Pico de Gallo has two meanings in Mexican cuisine. The most familiar to North Americans is a fresh, tomato-based salad. It is what North Americans usually mean when talking about "ensalada" or "tomato ensalada." This ensalada is never cooked.
The second meaning, more common in some regions of Mexico, is a spice mixture including salt and dried chiles which is served, often with lime juice, over fresh fruit. If you are unfamiliar with the regional origin of a recipe involving pico de gallo, context may be the only way to determine which meaning is intended, though for US-Mex dishes the "uncooked salsa" meaning will almost always be correct.
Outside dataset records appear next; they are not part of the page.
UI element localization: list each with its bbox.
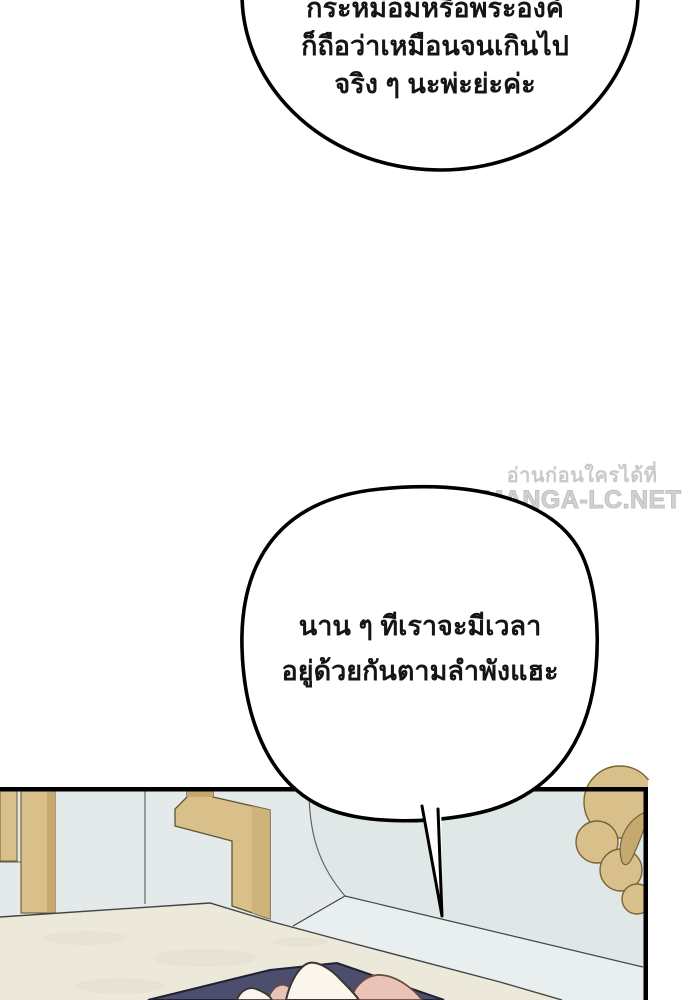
bubble-top-text: กระหม่อมหรือพระองค์ ก็ถือว่าเหมือนจนเกิน…: [230, 0, 640, 103]
bubble-middle-line-1: นาน ๆ ทีเราจะมีเวลา: [299, 604, 542, 649]
bubble-top-line-2: ก็ถือว่าเหมือนจนเกินไป: [301, 27, 569, 65]
bubble-top-line-1: กระหม่อมหรือพระองค์: [306, 0, 564, 27]
bubble-middle-line-2: อยู่ด้วยกันตามลำพังแฮะ: [282, 649, 559, 694]
bubble-top-line-3: จริง ๆ นะพ่ะย่ะค่ะ: [334, 65, 535, 103]
speech-bubbles-layer: [0, 0, 700, 1000]
bubble-middle-text: นาน ๆ ทีเราจะมีเวลา อยู่ด้วยกันตามลำพังแ…: [235, 604, 605, 694]
comic-page: อ่านก่อนใครได้ที่ MANGA-LC.NET กระหม่อมห…: [0, 0, 700, 1000]
bubble-tail: [419, 797, 443, 917]
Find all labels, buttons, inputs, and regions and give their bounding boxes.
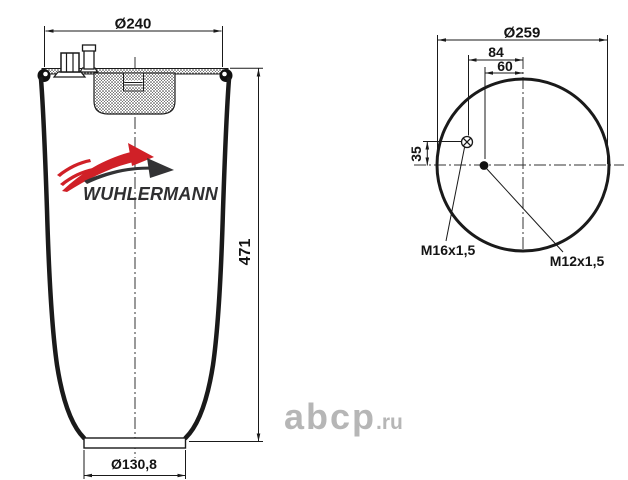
center-stud — [124, 73, 144, 91]
dim-bottom-diameter-label: Ø130,8 — [111, 457, 157, 471]
air-valve — [80, 45, 98, 72]
brand-logo-text: WUHLERMANN — [83, 185, 218, 203]
dim-60-label: 60 — [497, 59, 513, 73]
top-bolt — [54, 53, 85, 77]
watermark-suffix: .ru — [376, 412, 403, 433]
dim-fitting-offset — [469, 55, 524, 136]
product-technical-drawing: Ø240 471 Ø130,8 Ø259 84 60 35 M16x1,5 M1… — [0, 0, 628, 480]
dim-height-label: 471 — [238, 239, 254, 266]
m12-leader-line — [487, 169, 564, 253]
dim-35-label: 35 — [409, 146, 423, 162]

- 2 cups chopped fresh tomato
- ½ cup chopped white or yellow onion
- 2 tablespoons chopped cilantro
- ½ teaspoon salt
- 2 teaspoons freshly squeezed lemon juice
- 250 g shrimp shoddy headless
- 2 avocados
- 1 teaspoon ground black pepper
- 1 ½ tablespoons stemmed, seeded, and minced jalapeño or other chiles
- 1 small clove of garlic, minced
- hot sauce, to taste
- Wash the vegetables and cilantro.
- Dice the vegetables.
- Combine them, mixing well.
- Add salt, pepper, chiles, lime juice, and garlic.
- Add hot sauce if desired.
- Let stand 30 minutes to allow ingredients to mesh.